A iminência do Dia dos Namorados não me assusta, mas incomoda. Apesar de saber que se trata de uma data puramente comercial, não consigo ficar indiferente a ela. Estar sozinho dói. Me sinto levemente deprimido, envolto na mais pura melancolia. Uma solidão que nem a companhia dos amigos é capaz de aplacar. Um vazio profundo que, ironicamente, me acompanha e conforta. Esse dito alívio, porém, ocorre mais em função da comodidade de não agir do que pelo real alento que a escuridão me traz.

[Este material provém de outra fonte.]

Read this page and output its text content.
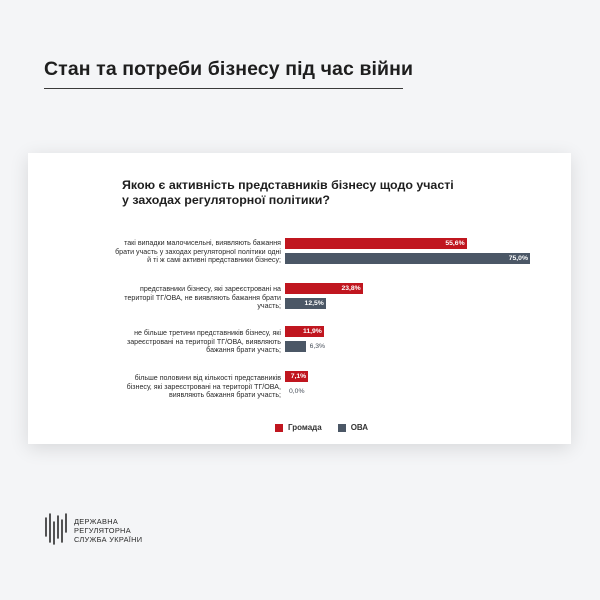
Стан та потреби бізнесу під час війни
Якою є активність представників бізнесу щодо участі у заходах регуляторної політики?
такі випадки малочисельні, виявляють бажання брати участь у заходах регуляторної політики одні й ті ж самі активні представники бізнесу;
55,6%
75,0%
представники бізнесу, які зареєстровані на території ТГ/ОВА, не виявляють бажання брати участь;
23,8%
12,5%
не більше третини представників бізнесу, які зареєстровані на території ТГ/ОВА, виявляють бажання брати участь;
11,9%
6,3%
більше половини від кількості представників бізнесу, які зареєстровані на території ТГ/ОВА, виявляють бажання брати участь;
7,1%
0,0%
Громада	ОВА
ДЕРЖАВНА
РЕГУЛЯТОРНА
СЛУЖБА УКРАЇНИ
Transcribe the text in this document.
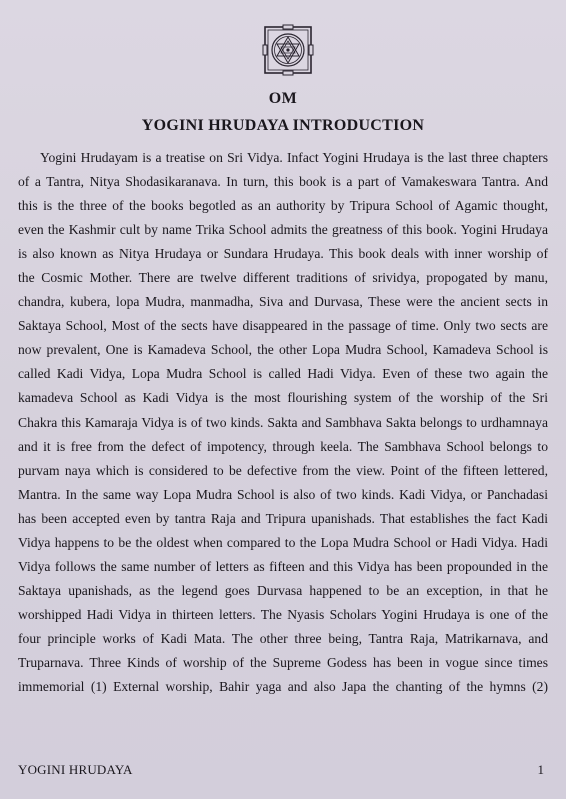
OM
YOGINI HRUDAYA INTRODUCTION
Yogini Hrudayam is a treatise on Sri Vidya. Infact Yogini Hrudaya is the last three chapters
of a Tantra, Nitya Shodasikaranava. In turn, this book is a part of Vamakeswara Tantra. And
this is the three of the books begotled as an authority by Tripura School of Agamic thought,
even the Kashmir cult by name Trika School admits the greatness of this book. Yogini Hrudaya
is also known as Nitya Hrudaya or Sundara Hrudaya. This book deals with inner worship of
the Cosmic Mother. There are twelve different traditions of srividya, propogated by manu,
chandra, kubera, lopa Mudra, manmadha, Siva and Durvasa, These were the ancient sects in
Saktaya School, Most of the sects have disappeared in the passage of time. Only two sects are
now prevalent, One is Kamadeva School, the other Lopa Mudra School, Kamadeva School is
called Kadi Vidya, Lopa Mudra School is called Hadi Vidya. Even of these two again the
kamadeva School as Kadi Vidya is the most flourishing system of the worship of the Sri
Chakra this Kamaraja Vidya is of two kinds. Sakta and Sambhava Sakta belongs to urdhamnaya
and it is free from the defect of impotency, through keela. The Sambhava School belongs to
purvam naya which is considered to be defective from the view. Point of the fifteen lettered,
Mantra. In the same way Lopa Mudra School is also of two kinds. Kadi Vidya, or Panchadasi
has been accepted even by tantra Raja and Tripura upanishads. That establishes the fact Kadi
Vidya happens to be the oldest when compared to the Lopa Mudra School or Hadi Vidya. Hadi
Vidya follows the same number of letters as fifteen and this Vidya has been propounded in the
Saktaya upanishads, as the legend goes Durvasa happened to be an exception, in that he
worshipped Hadi Vidya in thirteen letters. The Nyasis Scholars Yogini Hrudaya is one of the
four principle works of Kadi Mata. The other three being, Tantra Raja, Matrikarnava, and
Truparnava. Three Kinds of worship of the Supreme Godess has been in vogue since times
immemorial (1) External worship, Bahir yaga and also Japa the chanting of the hymns (2)
YOGINI HRUDAYA	1
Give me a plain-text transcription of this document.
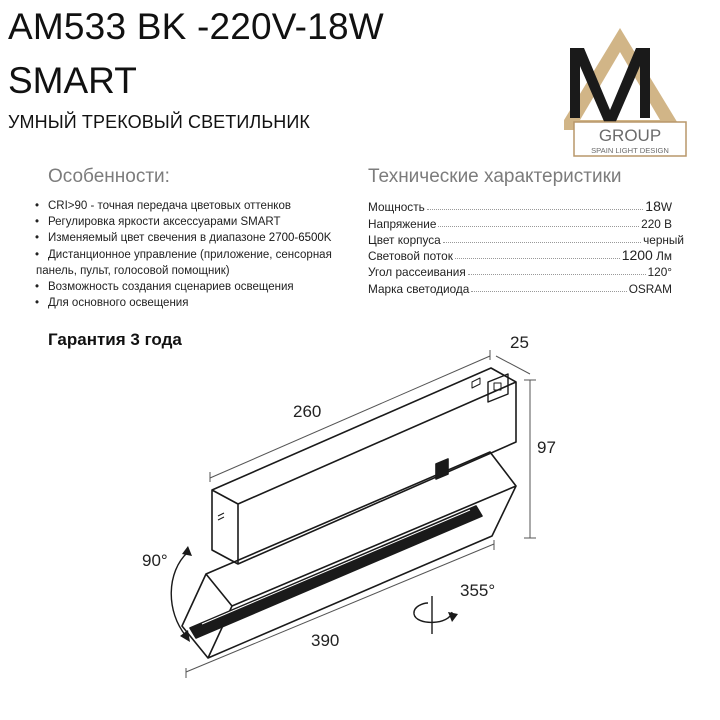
AM533 BK -220V-18W
SMART
УМНЫЙ ТРЕКОВЫЙ СВЕТИЛЬНИК
GROUP
SPAIN LIGHT DESIGN
Особенности:
• CRI>90 - точная передача цветовых оттенков
• Регулировка яркости аксессуарами SMART
• Изменяемый цвет свечения в диапазоне 2700-6500K
• Дистанционное управление (приложение, сенсорная
панель, пульт, голосовой помощник)
• Возможность создания сценариев освещения
• Для основного освещения
Технические характеристики
Мощность	18W
Напряжение	220 В
Цвет корпуса	черный
Световой поток	1200 Лм
Угол рассеивания	120°
Марка светодиода	OSRAM
Гарантия 3 года
260
25
97
390
90°
355°
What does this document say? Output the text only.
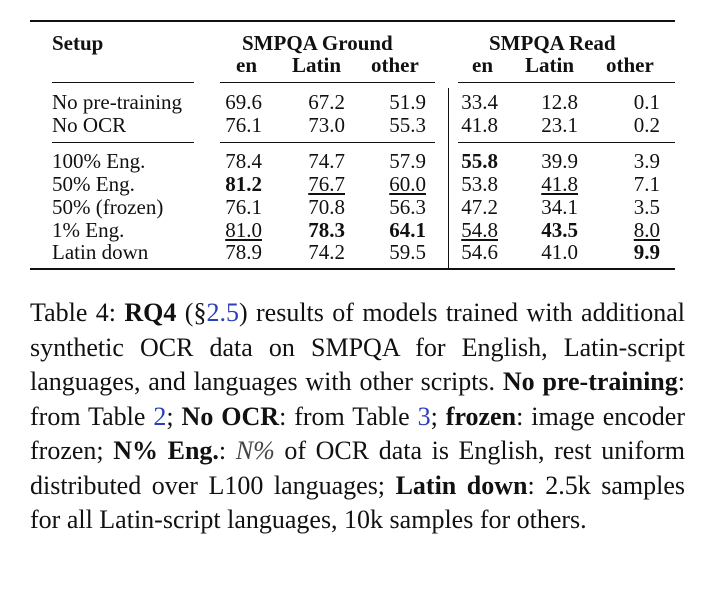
Setup	SMPQA Ground	SMPQA Read
en Latin other	en Latin other
No pre-training	69.6	67.2	51.9	33.4	12.8	0.1
No OCR	76.1	73.0	55.3	41.8	23.1	0.2
100% Eng.	78.4	74.7	57.9	55.8	39.9	3.9
50% Eng.	81.2	76.7	60.0	53.8	41.8	7.1
50% (frozen)	76.1	70.8	56.3	47.2	34.1	3.5
1% Eng.	81.0	78.3	64.1	54.8	43.5	8.0
Latin down	78.9	74.2	59.5	54.6	41.0	9.9
Table 4: RQ4 (§2.5) results of models trained with additional synthetic OCR data on SMPQA for English, Latin-script languages, and languages with other scripts. No pre-training: from Table 2; No OCR: from Table 3; frozen: image encoder frozen; N% Eng.: N% of OCR data is English, rest uniform distributed over L100 languages; Latin down: 2.5k samples for all Latin-script languages, 10k samples for others.
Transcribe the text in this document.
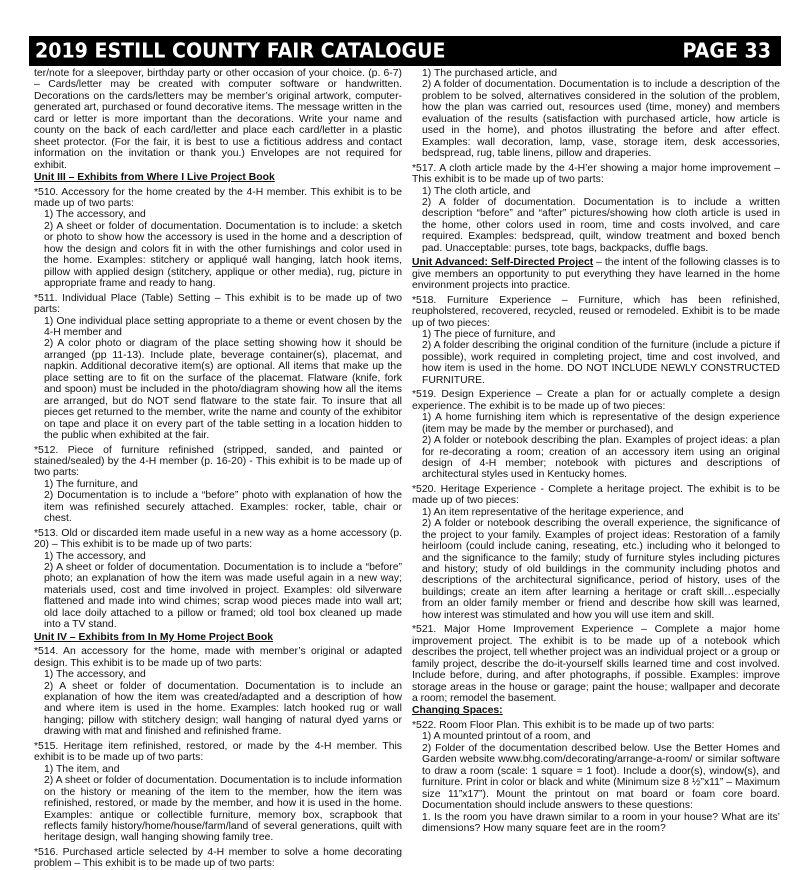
2019 ESTILL COUNTY FAIR CATALOGUE	PAGE 33

ter/note for a sleepover, birthday party or other occasion of your choice. (p. 6-7) – Cards/letter may be created with computer software or handwritten. Decorations on the cards/letters may be member’s original artwork, computer-generated art, purchased or found decorative items. The message written in the card or letter is more important than the decorations. Write your name and county on the back of each card/letter and place each card/letter in a plastic sheet protector. (For the fair, it is best to use a fictitious address and contact information on the invitation or thank you.) Envelopes are not required for exhibit.

Unit III – Exhibits from Where I Live Project Book

*510. Accessory for the home created by the 4-H member. This exhibit is to be made up of two parts:

1) The accessory, and

2) A sheet or folder of documentation. Documentation is to include: a sketch or photo to show how the accessory is used in the home and a description of how the design and colors fit in with the other furnishings and color used in the home. Examples: stitchery or appliqué wall hanging, latch hook items, pillow with applied design (stitchery, applique or other media), rug, picture in appropriate frame and ready to hang.

*511. Individual Place (Table) Setting – This exhibit is to be made up of two parts:

1) One individual place setting appropriate to a theme or event chosen by the 4-H member and

2) A color photo or diagram of the place setting showing how it should be arranged (pp 11-13). Include plate, beverage container(s), placemat, and napkin. Additional decorative item(s) are optional. All items that make up the place setting are to fit on the surface of the placemat. Flatware (knife, fork and spoon) must be included in the photo/diagram showing how all the items are arranged, but do NOT send flatware to the state fair. To insure that all pieces get returned to the member, write the name and county of the exhibitor on tape and place it on every part of the table setting in a location hidden to the public when exhibited at the fair.

*512. Piece of furniture refinished (stripped, sanded, and painted or stained/sealed) by the 4-H member (p. 16-20) - This exhibit is to be made up of two parts:

1) The furniture, and

2) Documentation is to include a “before” photo with explanation of how the item was refinished securely attached. Examples: rocker, table, chair or chest.

*513. Old or discarded item made useful in a new way as a home accessory (p. 20) – This exhibit is to be made up of two parts:

1) The accessory, and

2) A sheet or folder of documentation. Documentation is to include a “before” photo; an explanation of how the item was made useful again in a new way; materials used, cost and time involved in project. Examples: old silverware flattened and made into wind chimes; scrap wood pieces made into wall art; old lace doily attached to a pillow or framed; old tool box cleaned up made into a TV stand.

Unit IV – Exhibits from In My Home Project Book

*514. An accessory for the home, made with member’s original or adapted design. This exhibit is to be made up of two parts:

1) The accessory, and

2) A sheet or folder of documentation. Documentation is to include an explanation of how the item was created/adapted and a description of how and where item is used in the home. Examples: latch hooked rug or wall hanging; pillow with stitchery design; wall hanging of natural dyed yarns or drawing with mat and finished and refinished frame.

*515. Heritage item refinished, restored, or made by the 4-H member. This exhibit is to be made up of two parts:

1) The item, and

2) A sheet or folder of documentation. Documentation is to include information on the history or meaning of the item to the member, how the item was refinished, restored, or made by the member, and how it is used in the home. Examples: antique or collectible furniture, memory box, scrapbook that reflects family history/home/house/farm/land of several generations, quilt with heritage design, wall hanging showing family tree.

*516. Purchased article selected by 4-H member to solve a home decorating problem – This exhibit is to be made up of two parts:

1) The purchased article, and

2) A folder of documentation. Documentation is to include a description of the problem to be solved, alternatives considered in the solution of the problem, how the plan was carried out, resources used (time, money) and members evaluation of the results (satisfaction with purchased article, how article is used in the home), and photos illustrating the before and after effect. Examples: wall decoration, lamp, vase, storage item, desk accessories, bedspread, rug, table linens, pillow and draperies.

*517. A cloth article made by the 4-H’er showing a major home improvement – This exhibit is to be made up of two parts:

1) The cloth article, and

2) A folder of documentation. Documentation is to include a written description “before” and “after” pictures/showing how cloth article is used in the home, other colors used in room, time and costs involved, and care required. Examples: bedspread, quilt, window treatment and boxed bench pad. Unacceptable: purses, tote bags, backpacks, duffle bags.

Unit Advanced: Self-Directed Project – the intent of the following classes is to give members an opportunity to put everything they have learned in the home environment projects into practice.

*518. Furniture Experience – Furniture, which has been refinished, reupholstered, recovered, recycled, reused or remodeled. Exhibit is to be made up of two pieces:

1) The piece of furniture, and

2) A folder describing the original condition of the furniture (include a picture if possible), work required in completing project, time and cost involved, and how item is used in the home. DO NOT INCLUDE NEWLY CONSTRUCTED FURNITURE.

*519. Design Experience – Create a plan for or actually complete a design experience. The exhibit is to be made up of two pieces:

1) A home furnishing item which is representative of the design experience (item may be made by the member or purchased), and

2) A folder or notebook describing the plan. Examples of project ideas: a plan for re-decorating a room; creation of an accessory item using an original design of 4-H member; notebook with pictures and descriptions of architectural styles used in Kentucky homes.

*520. Heritage Experience - Complete a heritage project. The exhibit is to be made up of two pieces:

1) An item representative of the heritage experience, and

2) A folder or notebook describing the overall experience, the significance of the project to your family. Examples of project ideas: Restoration of a family heirloom (could include caning, reseating, etc.) including who it belonged to and the significance to the family; study of furniture styles including pictures and history; study of old buildings in the community including photos and descriptions of the architectural significance, period of history, uses of the buildings; create an item after learning a heritage or craft skill…especially from an older family member or friend and describe how skill was learned, how interest was stimulated and how you will use item and skill.

*521. Major Home Improvement Experience – Complete a major home improvement project. The exhibit is to be made up of a notebook which describes the project, tell whether project was an individual project or a group or family project, describe the do-it-yourself skills learned time and cost involved. Include before, during, and after photographs, if possible. Examples: improve storage areas in the house or garage; paint the house; wallpaper and decorate a room; remodel the basement.

Changing Spaces:

*522. Room Floor Plan. This exhibit is to be made up of two parts:

1) A mounted printout of a room, and

2) Folder of the documentation described below. Use the Better Homes and Garden website www.bhg.com/decorating/arrange-a-room/ or similar software to draw a room (scale: 1 square = 1 foot). Include a door(s), window(s), and furniture. Print in color or black and white (Minimum size 8 ½”x11” – Maximum size 11”x17”). Mount the printout on mat board or foam core board. Documentation should include answers to these questions:

1. Is the room you have drawn similar to a room in your house? What are its’ dimensions? How many square feet are in the room?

De qualquer forma, é 12 de junho. Preciso me enfrentar. E eis que é chegado o momento de ponderar sobre os motivos que, afinal, me mantém preso às garras da minha própria solteirice:

1) Espero demais da outra pessoa. Tento encontrar um molde preconcebido e facilmente me frustro por não ser capaz de detectá-lo em meio à multidão. Embora eu saiba que perfeição não existe, que as pessoas são diferentes umas das outras e blá, blá, blá, não abro mão da satisfação completa dos meus sonhos e desejos. Não é o desespero que me fará agarrar qualquer coisa que me vier pela frente. Estabeleço exigências como todo mundo, até porque as pessoas esperam — e exigem — demais de mim. E isso nada mais é do que uma contrarresposta. Então me sinto menos culpado.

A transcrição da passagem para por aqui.